WNXP selects a different project each week for our Record of the Week series, and it’s especially meaningful when we can spotlight music connected to our city. This week, instead of looking at a new album, we’re rounding up five of our fave past features that took uniquely deep dives into music that was either made in Nashville, or in one case, released on an indie label based here.

Back in January, Isaia Huron was a quiet local presence who’d done few interviews, but already had a growing, virtual audience, drawn to the contemplative sensuality of the vaporous pop-R&B tracks he creates. During a thoughtfully mellow Zoom convo, he laid out how he found his way from his gospel rapping youth to the self-sufficient writing and recording that landed him a publishing deal and solid streaming numbers for the material on his Cerulean Tapes and Bound EPs.

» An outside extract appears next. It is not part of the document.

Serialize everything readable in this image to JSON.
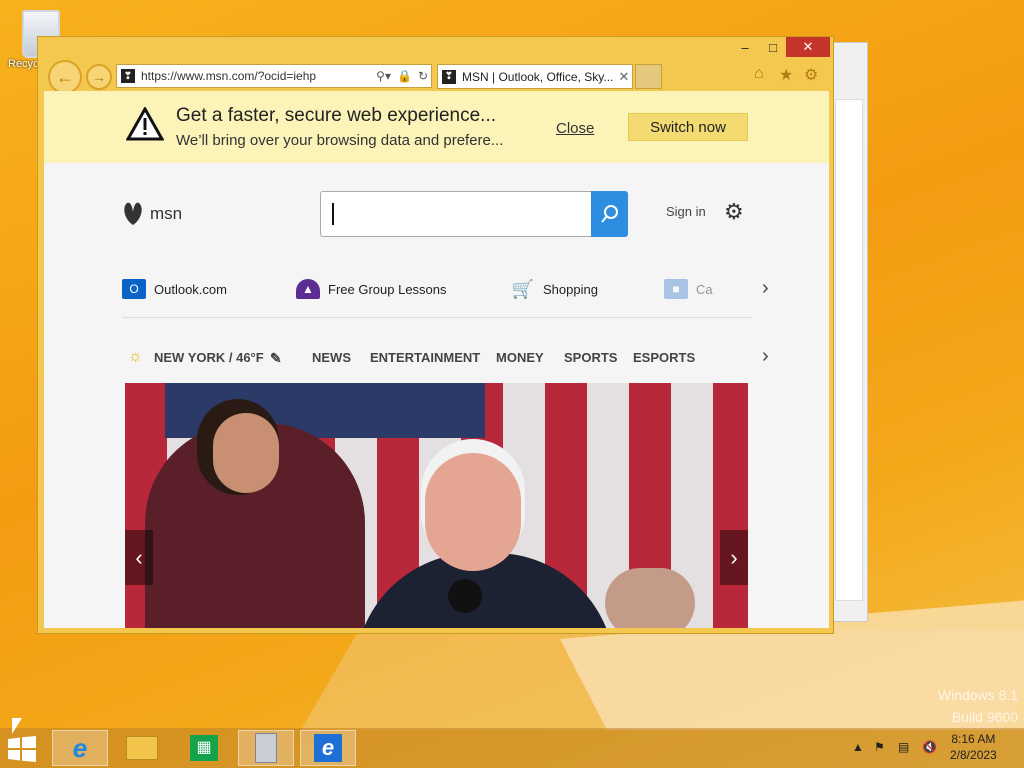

https://www.youtube.com/watch?v=1PwH46QKgD8&ab_channel=IsaiaHuron

After migrating quite the geographical distance, from her native Australia to Nashville, singer-songwriter Jo Schornikow detailed for WNXP how she collected up impressions, ideas and recordings spanning both places for her album Altar.

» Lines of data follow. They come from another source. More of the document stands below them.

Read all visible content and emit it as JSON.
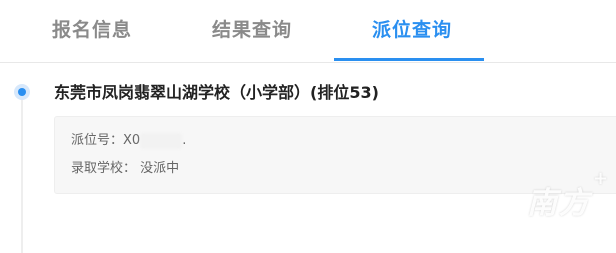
{
  "tabs": [
    {
      "label": "报名信息"
    },
    {
      "label": "结果查询"
    },
    {
      "label": "派位查询"
    }
  ],
  "active_tab": 2,
  "result": {
    "school_title": "东莞市凤岗翡翠山湖学校（小学部）(排位53)",
    "number_label": "派位号：X0",
    "number_tail": ".",
    "admission_label": "录取学校：",
    "admission_value": "没派中"
  },
  "watermark": {
    "text": "南方",
    "plus": "+"
  },
  "colors": {
    "accent": "#2a8ff0",
    "tab_inactive": "#8a8a8a",
    "card_bg": "#f7f7f7"
  }
}
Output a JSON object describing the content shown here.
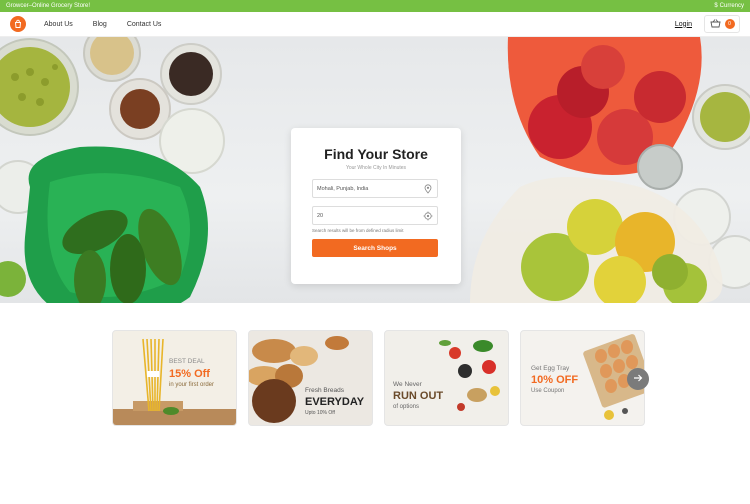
{
  "topbar": {
    "store_name": "Growcer–Online Grocery Store!",
    "currency_label": "Currency",
    "currency_symbol": "$"
  },
  "header": {
    "nav": [
      {
        "label": "About Us"
      },
      {
        "label": "Blog"
      },
      {
        "label": "Contact Us"
      }
    ],
    "login_label": "Login",
    "cart_count": "0"
  },
  "search_card": {
    "title": "Find Your Store",
    "subtitle": "Your Whole City In Minutes",
    "location_value": "Mohali, Punjab, India",
    "radius_value": "20",
    "hint": "Search results will be from defined radius limit",
    "button_label": "Search Shops"
  },
  "promos": [
    {
      "line1": "BEST DEAL",
      "line2": "15% Off",
      "line3": "in your first order"
    },
    {
      "line1": "Fresh Breads",
      "line2": "EVERYDAY",
      "line3": "Upto 10% Off"
    },
    {
      "line1": "We Never",
      "line2": "RUN OUT",
      "line3": "of options"
    },
    {
      "line1": "Get Egg Tray",
      "line2": "10% OFF",
      "line3": "Use Coupon"
    }
  ],
  "colors": {
    "accent": "#f26a21",
    "topbar": "#76c043"
  },
  "icons": {
    "logo": "bag-logo-icon",
    "cart": "basket-icon",
    "location": "location-pin-icon",
    "radius": "target-icon",
    "next": "arrow-right-icon"
  }
}
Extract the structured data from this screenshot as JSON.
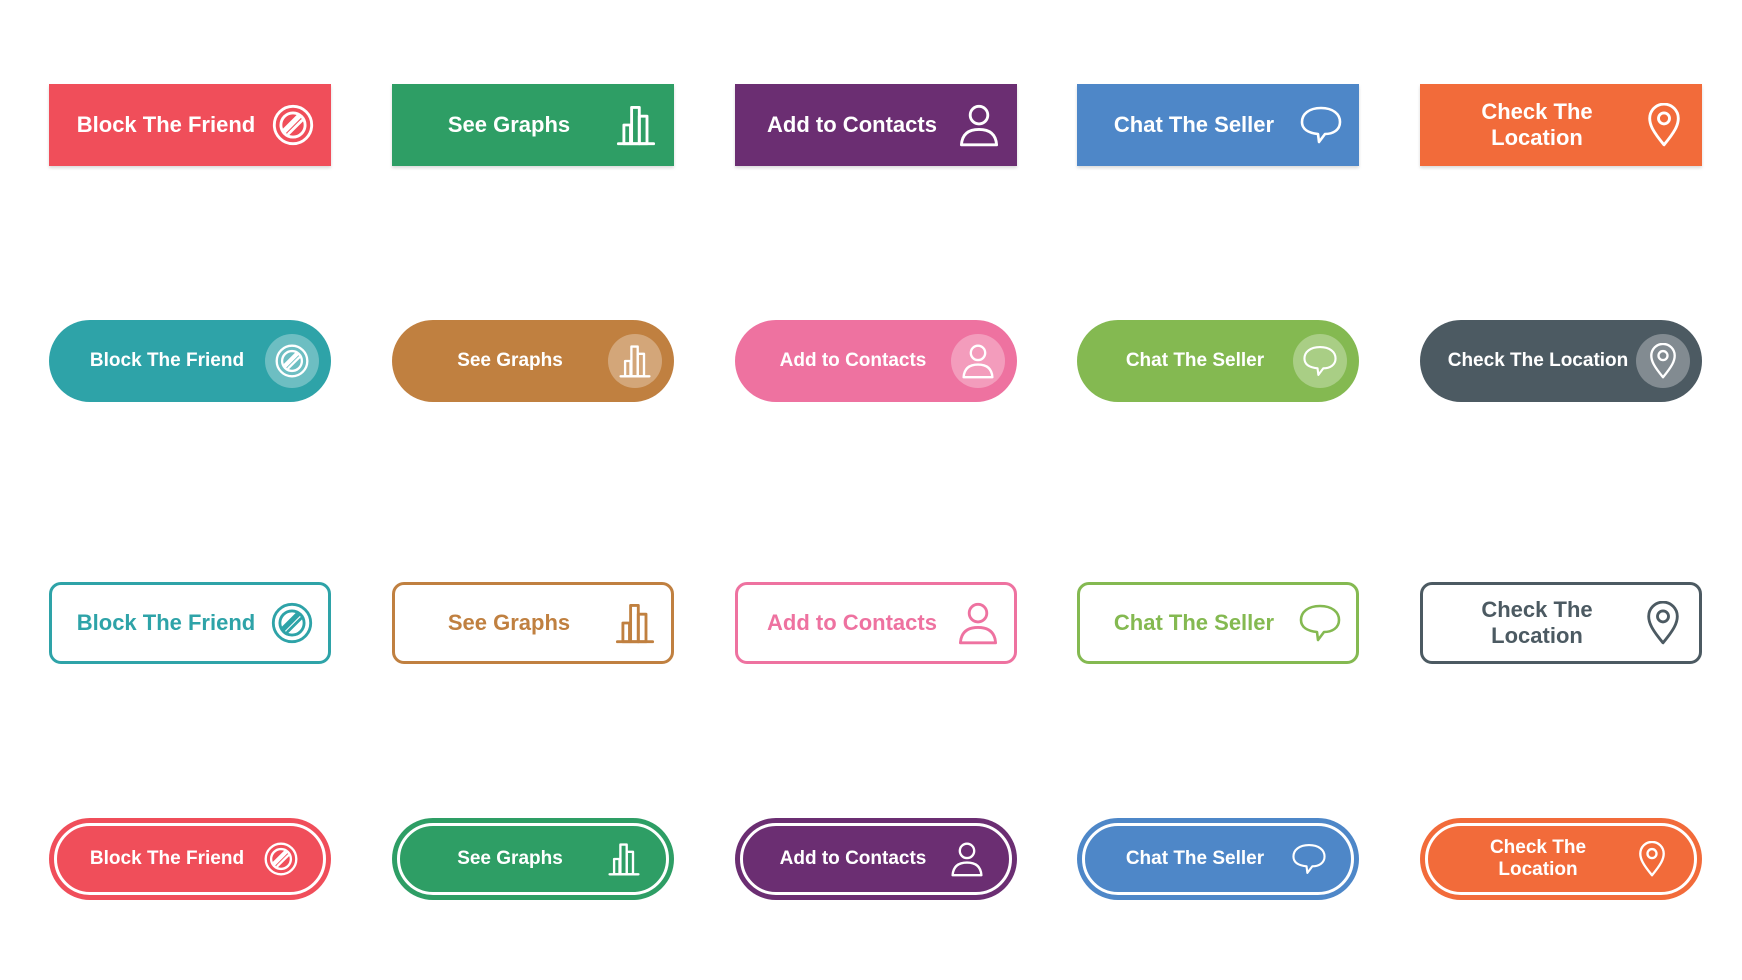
{
  "labels": [
    "Block The Friend",
    "See Graphs",
    "Add to Contacts",
    "Chat The Seller",
    "Check The Location"
  ],
  "icons": [
    "block-icon",
    "bar-chart-icon",
    "user-icon",
    "chat-bubble-icon",
    "location-pin-icon"
  ],
  "rows": [
    {
      "style": "flat-rectangle",
      "colors": [
        "#F04E5A",
        "#2E9E65",
        "#6B2E72",
        "#4E87C8",
        "#F26B3A"
      ]
    },
    {
      "style": "pill-with-icon-circle",
      "colors": [
        "#2EA3A8",
        "#C08040",
        "#EE72A0",
        "#84B951",
        "#4C5A62"
      ]
    },
    {
      "style": "outline-rounded",
      "colors": [
        "#2EA3A8",
        "#C08040",
        "#EE72A0",
        "#84B951",
        "#4C5A62"
      ]
    },
    {
      "style": "pill-double-border",
      "colors": [
        "#F04E5A",
        "#2E9E65",
        "#6B2E72",
        "#4E87C8",
        "#F26B3A"
      ]
    }
  ]
}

Namir Blade‘s head-turning debut on the respected hip-hop indie Mello Music Group coincided with the launch of WNXP, and his story of cultivating unbounded creativity, whether or not it helped him fit in with his peers as a schoolkid or a grown artist, was the first tale that we unfurled in the Nashville Artist of the Month series. We followed up when he dropped a collaborative project with labelmate L’Orange, and Blade welcomed us into his East Nashville home, his movie collection and his fascinating creative process when he dropped his latest album, Metropolis.

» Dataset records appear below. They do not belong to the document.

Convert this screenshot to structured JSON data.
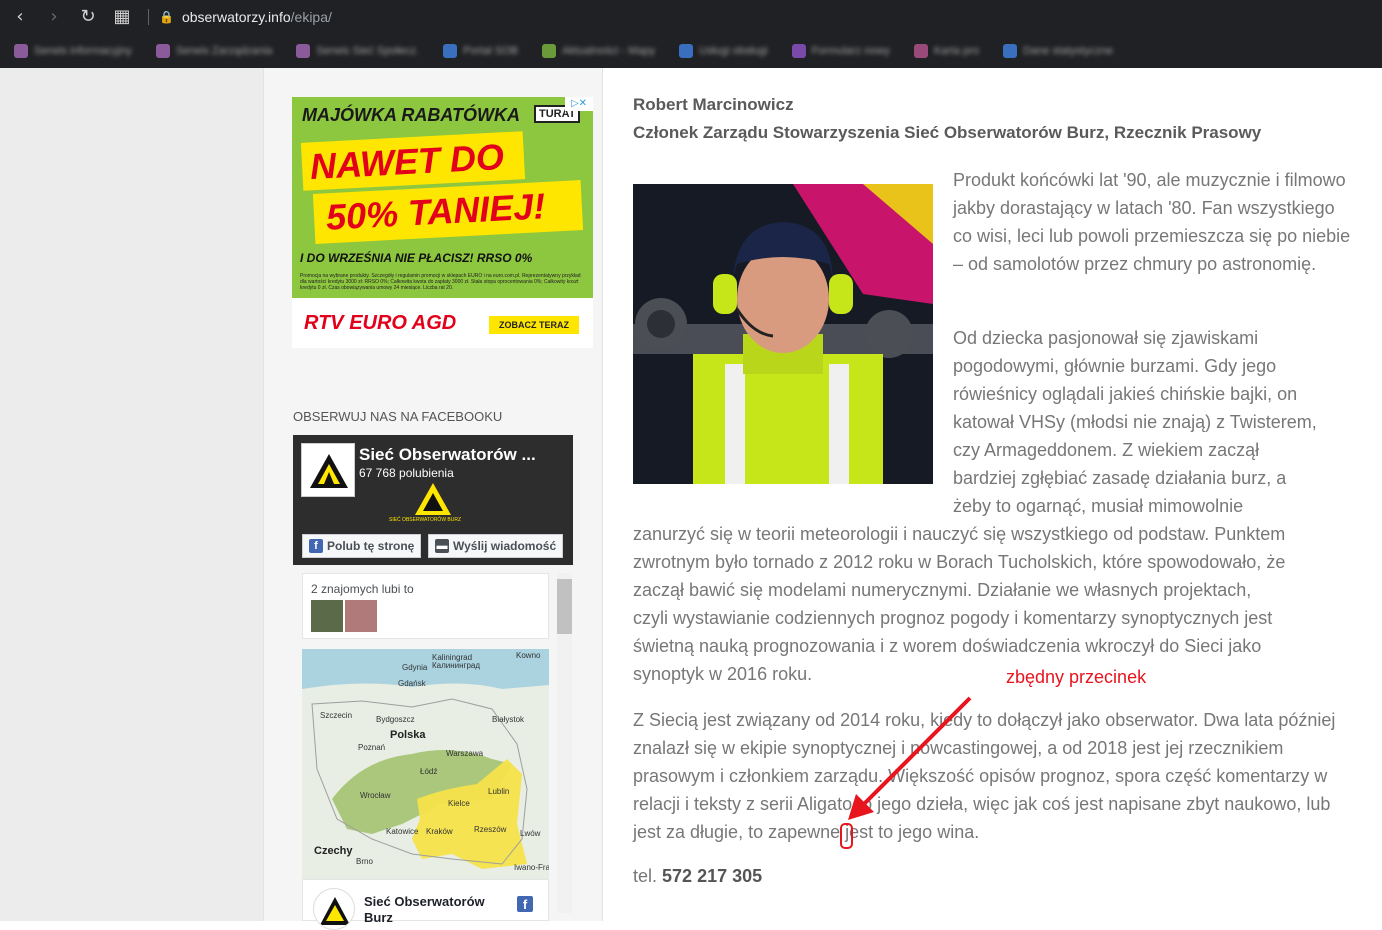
{
  "browser": {
    "url_host": "obserwatorzy.info",
    "url_path": "/ekipa/",
    "bookmarks": [
      "Serwis informacyjny",
      "Serwis Zarządzania",
      "Serwis Sieć Społecz.",
      "Portal SOB",
      "Aktualności - Mapy",
      "Usługi obsługi",
      "Formularz nowy",
      "Karta pro",
      "Dane statystyczne"
    ]
  },
  "ad": {
    "headline": "MAJÓWKA RABATÓWKA",
    "brand_tag": "TURAT",
    "big_line_1": "NAWET DO",
    "big_line_2": "50% TANIEJ!",
    "sub_line": "I DO WRZEŚNIA NIE PŁACISZ!  RRSO 0%",
    "fine_print": "Promocja na wybrane produkty. Szczegóły i regulamin promocji w sklepach EURO i na euro.com.pl. Reprezentatywny przykład dla wartości kredytu 3000 zł: RRSO 0%; Całkowita kwota do zapłaty 3000 zł. Stała stopa oprocentowania 0%; Całkowity koszt kredytu 0 zł. Czas obowiązywania umowy 24 miesiące. Liczba rat 20.",
    "logo_text": "RTV EURO AGD",
    "cta_label": "ZOBACZ TERAZ"
  },
  "facebook": {
    "heading": "OBSERWUJ NAS NA FACEBOOKU",
    "page_name": "Sieć Obserwatorów ...",
    "likes": "67 768 polubienia",
    "mini_logo_text": "SIEĆ OBSERWATORÓW BURZ",
    "like_button": "Polub tę stronę",
    "message_button": "Wyślij wiadomość",
    "friends_text": "2 znajomych lubi to",
    "post_title": "Sieć Obserwatorów Burz"
  },
  "map": {
    "labels": [
      "Gdynia",
      "Gdańsk",
      "Kaliningrad",
      "Калининград",
      "Kowno",
      "Szczecin",
      "Bydgoszcz",
      "Białystok",
      "Polska",
      "Poznań",
      "Warszawa",
      "Łódź",
      "Wrocław",
      "Lublin",
      "Kielce",
      "Kraków",
      "Katowice",
      "Rzeszów",
      "Lwów",
      "Czechy",
      "Brno",
      "Iwano-Frank"
    ]
  },
  "content": {
    "name": "Robert Marcinowicz",
    "role": "Członek Zarządu Stowarzyszenia Sieć Obserwatorów Burz, Rzecznik Prasowy",
    "para1": "Produkt końcówki lat '90, ale muzycznie i filmowo jakby dorastający w latach '80. Fan wszystkiego co wisi, leci lub powoli przemieszcza się po niebie – od samolotów przez chmury po astronomię.",
    "para2_lines_wrapped": [
      "Od dziecka pasjonował się zjawiskami",
      "pogodowymi, głównie burzami. Gdy jego",
      "rówieśnicy oglądali jakieś chińskie bajki, on",
      "katował VHSy (młodsi nie znają) z Twisterem,",
      "czy Armageddonem. Z wiekiem zaczął",
      "bardziej zgłębiać zasadę działania burz, a",
      "żeby to ogarnąć, musiał mimowolnie"
    ],
    "para2_lines_full": [
      "zanurzyć się w teorii meteorologii i nauczyć się wszystkiego od podstaw. Punktem",
      "zwrotnym było tornado z 2012 roku w Borach Tucholskich, które spowodowało, że",
      "zaczął bawić się modelami numerycznymi. Działanie we własnych projektach,",
      "czyli wystawianie codziennych prognoz pogody i komentarzy synoptycznych jest",
      "świetną nauką prognozowania i z worem doświadczenia wkroczył do Sieci jako",
      "synoptyk w 2016 roku."
    ],
    "para3": "Z Siecią jest związany od 2014 roku, kiedy to dołączył jako obserwator. Dwa lata później znalazł się w ekipie synoptycznej i nowcastingowej, a od 2018 jest jej rzecznikiem prasowym i członkiem zarządu. Większość opisów prognoz, spora część komentarzy w relacji i teksty z serii Aligato to jego dzieła, więc jak coś jest napisane zbyt naukowo, lub jest za długie, to zapewne jest to jego wina.",
    "phone_label": "tel.",
    "phone_number": "572 217 305"
  },
  "annotation": {
    "text": "zbędny przecinek",
    "color": "#e8141e"
  },
  "colors": {
    "chrome_bg": "#202124",
    "sidebar_bg": "#f5f5f5",
    "ad_green": "#8dc63f",
    "ad_yellow": "#ffe600",
    "ad_red": "#e2001a",
    "fb_blue": "#4267b2"
  }
}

Daisha McBride was another previous Nashville Artist of the Month, who then turned around and dropped a new project too fully formed for WNXP to ignore, Let Me Get This Off My Chest, a song cycle exploring the emotional arc of getting deeply invested in, and eventually burned by, a lover. In a non-narrated audio postcard, McBride unpacked what prepared her to take her most confessional approach to date in her lyrics, melodies and delivery.

Seratones may not be a Nashville band, but they dropped their conceptually and rhythmically rich 2022 album Love & Algoryrthms on New West, a roots-leaning label that’s an indie pillar in the city. For another audio postcard, mastermind A.J. Haynes analyzed how she’d steered her band through wildly different musical phases on their way to this highly danceable soundscape and its meditations on seeking, claiming and savoring pleasure.